Rights dimension. Where personal information is in circulation, data subjects’ right to be informed — and their right to know how to exercise their information rights — must be protected. The trading activity must have the necessary internal authorisations from both parties and must not breach statutory or contractual obligations owed to third parties.

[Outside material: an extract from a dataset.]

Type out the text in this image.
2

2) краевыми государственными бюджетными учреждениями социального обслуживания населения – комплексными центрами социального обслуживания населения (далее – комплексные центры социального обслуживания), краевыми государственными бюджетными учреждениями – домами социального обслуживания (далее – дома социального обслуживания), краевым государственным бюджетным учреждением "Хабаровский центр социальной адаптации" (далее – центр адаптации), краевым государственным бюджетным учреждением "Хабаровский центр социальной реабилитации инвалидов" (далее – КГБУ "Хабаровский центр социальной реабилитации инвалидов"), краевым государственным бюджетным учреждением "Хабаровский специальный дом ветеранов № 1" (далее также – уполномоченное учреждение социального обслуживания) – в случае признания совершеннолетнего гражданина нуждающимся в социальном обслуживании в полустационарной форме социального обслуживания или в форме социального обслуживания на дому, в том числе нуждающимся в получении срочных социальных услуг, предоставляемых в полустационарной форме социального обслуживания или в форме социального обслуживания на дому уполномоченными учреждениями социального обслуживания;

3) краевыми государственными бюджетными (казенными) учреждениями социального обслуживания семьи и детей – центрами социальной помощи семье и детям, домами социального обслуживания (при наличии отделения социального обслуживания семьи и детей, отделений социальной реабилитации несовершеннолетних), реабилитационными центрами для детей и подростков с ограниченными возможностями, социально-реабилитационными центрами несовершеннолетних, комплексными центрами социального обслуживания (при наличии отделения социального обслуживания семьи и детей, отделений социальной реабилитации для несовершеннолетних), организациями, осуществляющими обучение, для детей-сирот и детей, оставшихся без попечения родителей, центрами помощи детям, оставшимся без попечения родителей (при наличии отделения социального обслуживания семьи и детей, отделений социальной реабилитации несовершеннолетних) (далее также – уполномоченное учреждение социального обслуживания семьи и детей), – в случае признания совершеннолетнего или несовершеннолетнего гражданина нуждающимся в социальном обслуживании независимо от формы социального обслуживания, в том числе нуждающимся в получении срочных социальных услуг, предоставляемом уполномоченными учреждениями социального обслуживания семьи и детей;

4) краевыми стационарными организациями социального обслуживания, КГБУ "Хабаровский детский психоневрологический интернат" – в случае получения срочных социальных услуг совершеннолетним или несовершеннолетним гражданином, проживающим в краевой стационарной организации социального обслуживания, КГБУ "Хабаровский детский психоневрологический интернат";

Why overseas counsel should care

• Market-access gate. Any foreign-invested enterprise, joint venture, or domestic subsidiary that wants to build data products on Chinese government-held data must pass through the authorised-operation model. The compliance obligations described here are the entry conditions for that market, not merely best practice. There is no alternative route to commercialise a government dataset of the kind that would otherwise require a government-procurement or data-sharing arrangement.
• “One scenario, one authorisation” creates real product-scope risk. Because each authorisation is tied to a specific application scenario, a product repurposed to a second use case — even one commercially adjacent to the first — is operating outside authorisation. Enterprises managing multiple product lines built on the same public-data source will need a separate authorisation for each, and the scope review is conducted by the local data bureau, not the exchange.
• Regime is layered and jurisdiction-specific. The national Draft Specifications establish the floor, but Zhejiang, Shanghai, Guangdong, Hangzhou, and Qingdao have each enacted binding local rules with additional or divergent requirements — including, in some cases, a venue restriction requiring that products be listed on the local exchange. Mapping applicable local rules is a prerequisite to compliance structuring.
• The 3×4 framework is becoming the de facto national benchmark. Shenzhen Data Exchange’s model was developed as a local standard and is already cited by multiple other exchanges as a reference. Enterprises advising on data-product trading compliance across multiple Chinese exchange venues should expect to encounter this framework — or its direct derivatives — as the audit checklist.

DCC sources

• Original: 杨浩然 (Yang Haoran), 《DEXC+专栏｜授权运营模式下企业如何合规加工运营和交易公共数据？》, 深圳数据交易所 DEXC+ 专栏 WeChat Official Account (source).
• National Data Administration: 公共数据资源授权运营实施规范（试行）（公开征求意见稿） (Public Data Resource Authorized-Operation Implementation Specifications (Trial), public consultation draft).
• National Data Administration: 公共数据资源登记管理暂行办法 (Public Data Resource Registration Management Interim Measures).
• 《中共中央 国务院关于构建数据基础制度更好发挥数据要素作用的意见》(“数据二十条”) — data-foundation system opinions.
• Shenzhen Data Exchange local standard: DB4403/T《数据交易合规评估规范》(Data Trading Compliance Assessment Specifications).
• 《中共中央办公厅 国务院办公厅关于加快公共数据资源开发利用的意见》(October 2024, Opinions on Accelerating the Development and Utilisation of Public Data Resources).
• Local instruments cited: Shenzhen Special Economic Zone Data Regulations; Shanghai Data Regulations; Guangdong Public Data Management Measures; Hangzhou Public Data Authorized-Operation Trial Implementation Plan; Shijiazhuang Public Data Product Compliance Review Management Measures (consultation draft); Qingdao and Zhejiang authorised-operation rules.

This is an editorial summary, not a translation of Yang Haoran’s piece. Structural framing, section organisation, and operational extrapolations are DCC’s; all factual claims and compliance requirements are grounded in the source text. The disclaimer in the original that the article represents academic opinion and does not constitute formal legal advice applies equally here. Not legal advice.